La stessa esperienza della proiezione subirà le conseguenze del digitale: la pellicola aveva una resa dell’immagine ben diversa dall’immagine numerica, e se col digitale si guadagnerà innanzitutto in nitidezza e brillantezza, verrà meno quella “morbidezza”, quell’atmosfera, cui ci aveva abituato il cinema chimico; anche gli occhi dello spettatore, dunque, dovranno riabituarsi alla nuova qualità dell’immagine. Le copie digitali, inoltre, livelleranno la qualità della copia stessa (le copie digitali saranno necessariamente tutte uguali tra loro), facendo venir meno quell’attenzione, cara a tanti cinefili, alla qualità della copia che ci si prepara a guardare, che solo la stampa analogica della copia poteva rendere (per cui tutte le copie stampate saranno al tempo stesso uguali e diverse tra loro).

Dal punto di vista della conservazione, inoltre, va detto che una copia digitale ha una vita più breve del corrispettivo analogico. È ormai caduto il mito dell’eternità del digitale (stesso discorso vale anche per la musica: i primi CD, prodotti più o meno un trentennio fa, cominciano a dar segni di cedimento), e l’analogico ha manifestato una longevità assolutamente invidiabile; se anche la pellicola pone molti problemi concernenti la sua conservazione, il digitale non risparmierà problemi di questo genere. Al restauro cui le pellicole devono essere periodicamente sottoposte si sostituiranno i numerosi backup che dovranno salvare le copie digitali dal deterioramento. È vero, infatti, che una copia digitale porrà meno problemi di conservazione nel senso pratico del termine (mi riferisco soprattutto allo stoccaggio e alla consultazione dei materiali nelle cineteche): questo però non significa che tali prodotti avranno bisogno di meno attenzioni e cure nella loro conservazione.

 

Ci tengo, in chiusura, a ribadire che, nonostante i dubbi e i problemi che comporterà (e lo ripetiamo, specie per i “piccoli”), questo passaggio tecnologico non ha nulla di apocalittico.

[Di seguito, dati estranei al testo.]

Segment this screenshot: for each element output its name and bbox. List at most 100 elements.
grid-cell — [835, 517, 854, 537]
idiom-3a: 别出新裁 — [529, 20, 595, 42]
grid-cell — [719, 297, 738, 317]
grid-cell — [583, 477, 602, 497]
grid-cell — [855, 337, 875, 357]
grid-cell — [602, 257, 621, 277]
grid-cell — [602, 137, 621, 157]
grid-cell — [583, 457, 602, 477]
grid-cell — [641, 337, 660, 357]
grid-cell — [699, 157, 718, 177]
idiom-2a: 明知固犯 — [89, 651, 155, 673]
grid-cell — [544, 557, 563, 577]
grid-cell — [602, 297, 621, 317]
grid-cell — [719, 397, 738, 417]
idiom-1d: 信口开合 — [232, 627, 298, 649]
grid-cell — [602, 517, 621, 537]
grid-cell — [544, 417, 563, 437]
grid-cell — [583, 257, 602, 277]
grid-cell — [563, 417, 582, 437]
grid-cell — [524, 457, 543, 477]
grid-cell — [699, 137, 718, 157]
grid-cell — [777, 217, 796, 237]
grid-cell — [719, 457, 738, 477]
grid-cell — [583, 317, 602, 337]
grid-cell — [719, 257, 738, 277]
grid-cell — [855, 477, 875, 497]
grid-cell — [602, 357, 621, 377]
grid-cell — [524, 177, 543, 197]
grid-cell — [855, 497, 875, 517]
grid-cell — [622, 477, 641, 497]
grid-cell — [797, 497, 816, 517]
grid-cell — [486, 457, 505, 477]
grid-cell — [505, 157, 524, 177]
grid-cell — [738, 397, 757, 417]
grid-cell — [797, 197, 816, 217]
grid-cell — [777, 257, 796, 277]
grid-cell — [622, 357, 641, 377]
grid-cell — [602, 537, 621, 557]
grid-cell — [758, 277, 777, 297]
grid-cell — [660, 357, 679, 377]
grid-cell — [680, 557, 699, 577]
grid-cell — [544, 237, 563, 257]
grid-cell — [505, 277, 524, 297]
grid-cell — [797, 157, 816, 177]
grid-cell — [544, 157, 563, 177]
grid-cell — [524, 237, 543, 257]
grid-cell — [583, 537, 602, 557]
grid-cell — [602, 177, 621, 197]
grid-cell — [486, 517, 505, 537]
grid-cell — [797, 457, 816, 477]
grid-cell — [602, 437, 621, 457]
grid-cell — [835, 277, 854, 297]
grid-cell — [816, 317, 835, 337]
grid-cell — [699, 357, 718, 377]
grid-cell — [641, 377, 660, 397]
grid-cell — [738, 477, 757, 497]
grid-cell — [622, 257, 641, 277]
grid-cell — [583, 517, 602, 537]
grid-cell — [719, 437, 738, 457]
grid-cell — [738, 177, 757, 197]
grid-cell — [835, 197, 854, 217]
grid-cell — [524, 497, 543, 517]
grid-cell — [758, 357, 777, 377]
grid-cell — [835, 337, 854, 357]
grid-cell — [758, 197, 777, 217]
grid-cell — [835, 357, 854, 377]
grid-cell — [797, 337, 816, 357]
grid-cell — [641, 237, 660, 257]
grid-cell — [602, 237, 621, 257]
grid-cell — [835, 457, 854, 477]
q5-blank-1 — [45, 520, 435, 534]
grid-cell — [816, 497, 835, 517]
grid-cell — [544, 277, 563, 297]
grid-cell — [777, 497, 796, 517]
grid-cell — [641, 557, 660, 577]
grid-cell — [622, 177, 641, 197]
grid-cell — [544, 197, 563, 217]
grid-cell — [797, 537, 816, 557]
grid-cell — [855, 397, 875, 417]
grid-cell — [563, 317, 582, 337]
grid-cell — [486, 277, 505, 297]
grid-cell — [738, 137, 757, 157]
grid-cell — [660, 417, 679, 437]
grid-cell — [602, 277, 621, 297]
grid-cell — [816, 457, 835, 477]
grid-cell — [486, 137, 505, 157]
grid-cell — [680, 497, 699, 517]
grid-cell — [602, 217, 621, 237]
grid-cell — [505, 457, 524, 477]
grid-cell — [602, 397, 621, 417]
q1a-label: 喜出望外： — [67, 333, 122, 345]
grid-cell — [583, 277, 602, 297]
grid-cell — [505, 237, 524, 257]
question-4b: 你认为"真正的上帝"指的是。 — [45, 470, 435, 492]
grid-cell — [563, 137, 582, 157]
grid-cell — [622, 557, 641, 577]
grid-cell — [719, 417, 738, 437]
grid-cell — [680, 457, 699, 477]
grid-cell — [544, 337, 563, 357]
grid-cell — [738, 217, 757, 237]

Non ci sono catastrofi all’orizzonte, ma bisogna ben riflettere su un punto: se il digitale, infatti, non decreterà nessuna morte del cinema, si dovranno però studiare bene le metodologie di conservazione e sopravvivenza dell’analogico, e cioè della storia del cinema stesso, nel senso che dovrà ancora essere possibile vedere un vecchio film in pellicola, perché così era stato pensato e realizzato, e così andrà visto (la pellicola 35 millimetri è parte del film stesso). Fatto sta però che, d’ora in poi, inevitabilmente il linguaggio dell’immagine sarà un altro. Ci troviamo di fronte ad un passaggio che comporterà una mutazione estetica, dettata dal cambio di tecnologia, a cui il cinema non era mai stato sottoposto (al contrario di molte altre arti), forse anche per la sua “gioventù": poco più di un secolo di vita rende il cinema un’arte ancora recente. Così come siamo abituati a parlare di epoca del manoscritto ed epoca della stampa, di pittura antica a tempera e pittura moderna a olio, dovremo incominciare a distinguere due epoche cinematografiche, quella del cinema foto-chimico, realizzato attraverso la pellicola, e quella del cinema digitale. Il cinema rimarrà lo stesso, ma al tempo stesso sarà qualcosa di diverso, e la parola “film” (letteralmente: “pellicola”) se fino a qualche tempo fa indicava concretamente l’oggetto da cui scaturivano le immagini, avrà d’ora in poi, in campo cinematografico, un significato puramente figurato.